Big Beat’s Rationals compilation “Think Rational” delivered some long overdue kudos to these seminal Michigan rockers. As promised we are proud to present the group’s 1970 album in the same well-annotated and lavishly illustrated manner; the first time these recordings have been reissued legitimately.
At the time of the album’s release, Detroit rock was epitomised by the Grande Ballroom and the powerful sounds of the groups associated with it, such as the MC5, Stooges, SRC, Amboy Dukes and Frost. The Rationals were younger than the majority of the musicians in these groups, and they ploughed their own rock/R&B furrow, resisting the heavyweight arrangements deemed mandatory, and eschewing the fashionable hirsute image of the time for a neat, latter-day mod look. Not that the Rationals were unpopular at the “high energy” Grande – far from it. The group appeared as a regular, and no doubt refreshing, alternative to the bluster of many of their harder-edged contemporaries. Their classic 1969 single ‘Guitar Army’ became an anthem of sorts for Detroit rock, with its universal truth that seemed to have been submerged in the overheated revolutionary rhetoric of the time – that the music was the message.

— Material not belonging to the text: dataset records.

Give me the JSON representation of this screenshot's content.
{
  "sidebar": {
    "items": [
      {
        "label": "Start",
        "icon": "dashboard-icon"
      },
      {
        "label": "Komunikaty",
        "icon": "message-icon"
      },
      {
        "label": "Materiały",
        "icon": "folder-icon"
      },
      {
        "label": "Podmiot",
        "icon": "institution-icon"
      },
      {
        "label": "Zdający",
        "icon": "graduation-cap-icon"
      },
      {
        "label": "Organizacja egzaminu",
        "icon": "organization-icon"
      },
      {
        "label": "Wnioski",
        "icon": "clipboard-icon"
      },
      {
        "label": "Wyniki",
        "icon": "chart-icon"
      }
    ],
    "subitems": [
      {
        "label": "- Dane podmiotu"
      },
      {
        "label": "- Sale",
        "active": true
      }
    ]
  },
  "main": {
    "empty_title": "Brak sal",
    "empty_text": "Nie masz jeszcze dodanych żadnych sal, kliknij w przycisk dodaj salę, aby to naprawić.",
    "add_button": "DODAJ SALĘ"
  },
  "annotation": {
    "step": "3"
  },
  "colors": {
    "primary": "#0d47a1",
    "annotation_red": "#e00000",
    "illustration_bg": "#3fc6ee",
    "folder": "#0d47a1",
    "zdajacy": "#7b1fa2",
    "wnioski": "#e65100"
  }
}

Having left their mentor Jeep Holland, of A-Square Records,in 1968, the Rationals cast around for a contract and a producer, eventually settling for a deal with Bob Crewe’s short-lived Crewe label. The result, this album, were as soulful as their earlier recordings but it demonstrated better the breadth of the group’s talents. Intricate, complex originals like ‘Ha Ha’ and ‘Deep Red’ nestled easily with tried and tested R&B chestnuts from their stage act and inspired covers like Dr John’s ‘Glowin’’ and Mike d’Abo’s soon-to-be-classic ‘Handbags And Gladrags’. All showcased the amazing pipes of vocalist Scott Morgan to great effect.
Sadly, the Rationals’ long-overdue shot at recording a long-player did not translate into record sales and by the end of the year the group had split. They remain a cherished memory for their devoted hometown audience of Ann Arbor who had been by their side since they first emerged in 1965.
Our reissue of “The Rationals” adds the rare single mixes of ‘Guitar Army’ and ‘Sunset’, along with two previously unissued tracks, including an amazing ten minute live-in-the-studio take of ‘Wang Dang Doodle’ that goes some way to explaining the roots of that devotion. The Rationals were truly one of the era’s finest.